We observe the area spans vertically between y values of 3 to 6. Hence, our y-limits are from 3 to 6. For each specific y value within this range, x varies between two boundary lines. One line defines the lower x boundary and the other, the upper x boundary. These lines are dependent on y and are derived from the slope and points given.
regions of integration
A region of integration is the surface area over which the integration takes place. For double integrals, this region is typically a 2D area on the Cartesian plane.
Our given problem requires evaluating the double integral over a quadrilateral defined by vertices (1,3), (3,3), (2,6), and (6,6). To properly integrate, we need to clearly understand and visualize this region.
After plotting these points on a Cartesian plane, we connect them to form the quadrilateral. Carefully assessing this shape helps us to determine the exact paths we will trace for the limits of our x and y variables.
The region can neatly be divided or represented by tracking vertical lines (constant y) or horizontal lines (constant x) and setting appropriate limits for these bounds.
Our given problem requires evaluating the double integral over a quadrilateral defined by vertices (1,3), (3,3), (2,6), and (6,6). To properly integrate, we need to clearly understand and visualize this region.
After plotting these points on a Cartesian plane, we connect them to form the quadrilateral. Carefully assessing this shape helps us to determine the exact paths we will trace for the limits of our x and y variables.
The region can neatly be divided or represented by tracking vertical lines (constant y) or horizontal lines (constant x) and setting appropriate limits for these bounds.
Cartesian plane sketching
Sketching a region on the Cartesian plane is a crucial step in evaluating integrals over complex regions. This helps in accurately defining the paths and boundaries for integration.
To sketch the given quadrilateral with vertices (1,3), (3,3), (2,6), and (6,6):
To sketch the given quadrilateral with vertices (1,3), (3,3), (2,6), and (6,6):
- First plot the points on the plane: (1,3), (3,3), (2,6), and (6,6).
- Then, connect these points to outline the shape.
- You will notice that two sides of the quadrilateral are horizontal lines (y = 3 and y = 6), and the other two sides are diagonal lines connecting (1,3) to (2,6) and (3,3) to (6,6).
integral evaluation steps
To fully evaluate a double integral, follow these clear steps:
Step 1: Identify and sketch the region of integration. Plot the points and connect them to visualize the region.
Step 2: Determine the limits of integration by defining the boundaries for x and y.
\[ \int_{3}^{6} \int_{\frac{y+3}{3}}^{y} (9+2 y^{2})^{-1} dx \, dy. \]
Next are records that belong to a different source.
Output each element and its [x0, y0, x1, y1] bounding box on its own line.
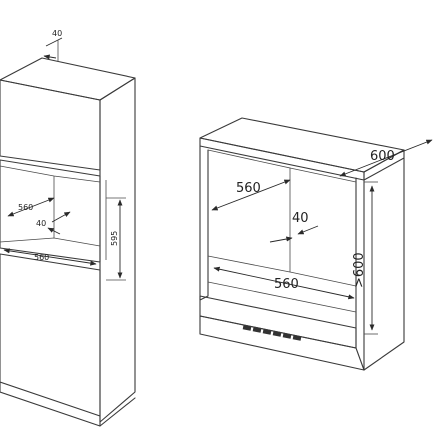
dim-label-top-depth-40: 40 [52, 29, 62, 38]
dim-label-inner-width-560: 560 [274, 277, 299, 292]
base-cabinet-drawing: 600 560 40 560 >600 [199, 117, 433, 371]
tall-cabinet-side-panel [99, 77, 136, 423]
oven-niche-opening [0, 159, 101, 263]
dim-label-inner-step-40: 40 [36, 219, 46, 228]
cavity-top-back-edge [289, 167, 357, 183]
dim-arrow-inner-step [47, 227, 61, 235]
dim-label-inner-depth-560: 560 [18, 203, 33, 212]
tall-cabinet-plinth [0, 381, 101, 427]
dim-line-opening-width-560 [3, 248, 97, 266]
dim-arrow-step [269, 236, 293, 243]
dim-line-inner-depth-560 [211, 179, 291, 211]
tall-cabinet-upper-door [0, 79, 101, 171]
dim-line-inner-step-40 [51, 211, 71, 223]
dim-label-step-40: 40 [292, 211, 309, 226]
cabinet-right-side-panel [363, 157, 405, 371]
cabinet-left-panel [199, 145, 209, 301]
plinth-front [199, 315, 365, 371]
dim-label-opening-height-595: 595 [110, 231, 119, 246]
tall-cabinet-drawing: 40 560 40 560 595 [0, 29, 136, 427]
dim-line-step-40 [297, 225, 319, 235]
dim-line-top-depth-40 [45, 37, 63, 47]
dim-label-inner-depth-560: 560 [236, 181, 261, 196]
dim-line-inner-depth-560 [7, 197, 55, 217]
cavity-back-outline [207, 149, 291, 273]
dim-label-opening-width-560: 560 [34, 253, 49, 262]
worktop-front-edge [199, 137, 365, 181]
control-knobs [242, 325, 302, 341]
dim-line-top-depth-600 [339, 139, 433, 177]
control-panel-strip [199, 295, 357, 349]
dim-label-height-600: >600 [352, 252, 367, 288]
cavity-floor-back-edge [289, 271, 357, 287]
dim-label-top-depth-600: 600 [370, 149, 395, 164]
plinth-side [99, 397, 136, 427]
dim-arrow-top-depth [43, 54, 57, 60]
tall-cabinet-lower-door [0, 253, 101, 417]
niche-inner-floor-edge [0, 237, 101, 247]
dim-line-inner-width-560 [213, 266, 355, 300]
Step 4: Integrate with respect to x first. Treat \(9+2 y^{2}\) as a constant while integrating:
\[ \int_{\frac{y+3}{3}}^{y} (9+2 y^{2})^{-1} dx \, dy = (9+2 y^{2})^{-1} [x]_{\frac{y+3}{3}}^{y}. \]
This yields:
\[ (9+2 y^{2})^{-1} \left( \frac{2y-3}{3} \right). \]
Step 5: Substitute back into the outer integral and integrate with respect to y:
\[ \int_{3}^{6} (9+2 y^{2})^{-1} \frac{2y-3}{3} dy. \]
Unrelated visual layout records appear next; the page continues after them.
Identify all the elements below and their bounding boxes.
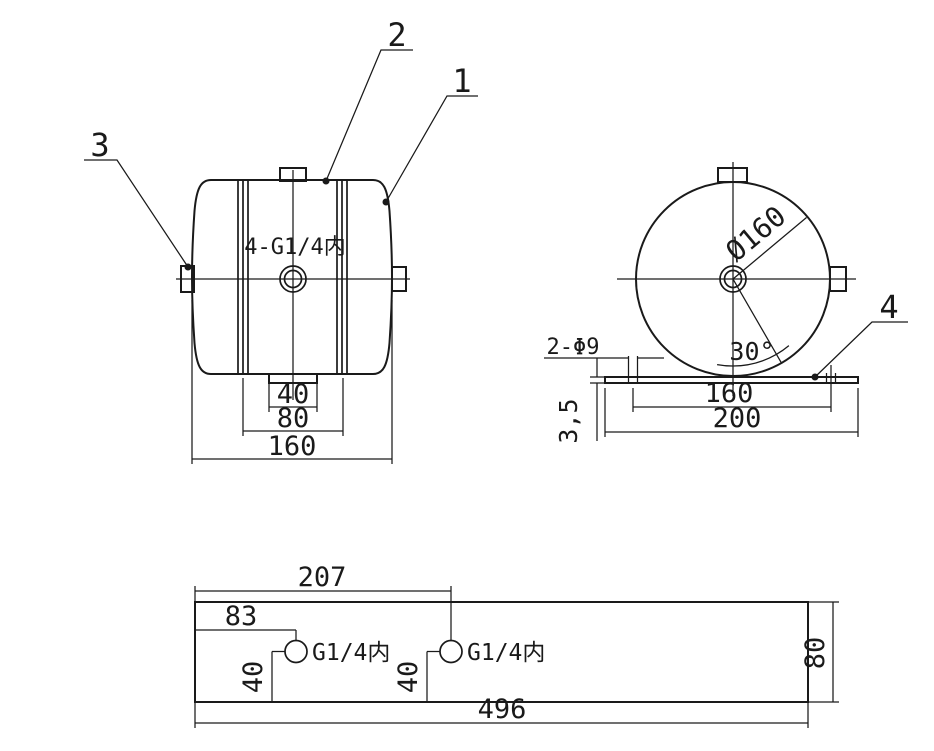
front-port-label: 4-G1/4内 [244, 235, 345, 260]
side-view: Ø160 30° 2-Φ9 [544, 162, 859, 444]
dim-label: 160 [268, 431, 317, 462]
leader-dot [322, 177, 330, 185]
front-dim-80: 80 [242, 378, 344, 436]
callout-2: 2 [322, 16, 413, 185]
base-plate-edge [604, 376, 859, 384]
dim-label: 40 [277, 379, 310, 410]
side-dim-angle: 30° [716, 278, 790, 367]
side-dim-holes: 2-Φ9 [544, 335, 664, 360]
center-port-inner [723, 269, 743, 289]
leader-dot [811, 373, 819, 381]
radius-leader [732, 217, 807, 280]
front-dim-40: 40 [268, 379, 318, 412]
bottom-view: G1/4内 G1/4内 207 83 40 [194, 562, 839, 728]
holes-label: 2-Φ9 [547, 335, 600, 360]
front-view: 4-G1/4内 40 80 160 [176, 167, 410, 464]
leader-dot [184, 263, 192, 271]
dim-label: 80 [800, 637, 831, 670]
dim-label: 496 [478, 694, 527, 725]
center-port-outer [279, 265, 307, 293]
callout-label: 3 [90, 126, 109, 164]
bottom-dim-40-left: 40 [238, 650, 285, 702]
dim-label: 200 [713, 403, 762, 434]
weld-seams [237, 181, 348, 373]
port-hole-2 [439, 639, 463, 664]
callout-4: 4 [811, 288, 908, 381]
dim-label: 40 [238, 661, 269, 694]
dim-label: 40 [393, 661, 424, 694]
dim-label: 83 [225, 601, 258, 632]
leader-line [84, 159, 189, 268]
port1-label: G1/4内 [312, 640, 390, 666]
leader-line [325, 49, 413, 182]
bottom-dim-83: 83 [195, 601, 297, 640]
port2-label: G1/4内 [467, 640, 545, 666]
plate-holes [627, 356, 837, 383]
port-hole-1 [284, 639, 308, 664]
tank-outline [190, 179, 394, 375]
leader-line [814, 321, 908, 378]
dim-label: 80 [277, 403, 310, 434]
callout-1: 1 [382, 62, 478, 206]
side-dim-160: 160 [632, 365, 832, 412]
center-port-outer [719, 265, 747, 293]
angle-arc-tail [716, 363, 734, 367]
leader-line [385, 95, 478, 203]
angle-leg-line [732, 278, 783, 364]
bottom-dim-40-right: 40 [393, 650, 440, 702]
base-plate-outline [194, 601, 809, 703]
front-dim-160: 160 [191, 300, 393, 464]
callouts: 2 1 3 4 [84, 16, 908, 381]
bottom-dim-207: 207 [194, 562, 452, 640]
side-dim-200: 200 [604, 388, 859, 437]
angle-arc [732, 353, 777, 367]
drawing-root: 4-G1/4内 40 80 160 [84, 16, 908, 728]
callout-label: 4 [879, 288, 898, 326]
callout-label: 2 [387, 16, 406, 54]
center-port-inner [283, 269, 303, 289]
dim-label: 160 [705, 378, 754, 409]
callout-3: 3 [84, 126, 192, 271]
side-dim-thickness: 3,5 [554, 358, 606, 444]
bottom-dim-80: 80 [800, 601, 839, 703]
leader-dot [382, 198, 390, 206]
angle-arc-tail [776, 345, 790, 355]
callout-label: 1 [452, 62, 471, 100]
dim-label: 207 [298, 562, 347, 593]
dim-label: 3,5 [554, 398, 583, 443]
dim-label: Ø160 [719, 199, 792, 268]
dim-label: 30° [729, 337, 774, 366]
bottom-dim-496: 496 [194, 694, 809, 728]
The completion of this integral will provide the final evaluated result. This may require additional techniques like substitution or partial fractions.
Step 1: Identify and sketch the region of integration. Plot the points and connect them to visualize the region.
Step 2: Determine the limits of integration by defining the boundaries for x and y.
- Here, the vertical (y) bounds are from 3 to 6.
- The horizontal (x) bounds depend on y, varying from \(\frac{y+3}{3}\) to y.
\[ \int_{3}^{6} \int_{\frac{y+3}{3}}^{y} (9+2 y^{2})^{-1} dx \, dy. \]
Step 4: Integrate with respect to x first. Treat \(9+2 y^{2}\) as a constant while integrating:
\[ \int_{\frac{y+3}{3}}^{y} (9+2 y^{2})^{-1} dx \, dy = (9+2 y^{2})^{-1} [x]_{\frac{y+3}{3}}^{y}. \]
This yields:
\[ (9+2 y^{2})^{-1} \left( \frac{2y-3}{3} \right). \]
Step 5: Substitute back into the outer integral and integrate with respect to y:
\[ \int_{3}^{6} (9+2 y^{2})^{-1} \frac{2y-3}{3} dy. \]
The completion of this integral will provide the final evaluated result. This may require additional techniques like substitution or partial fractions.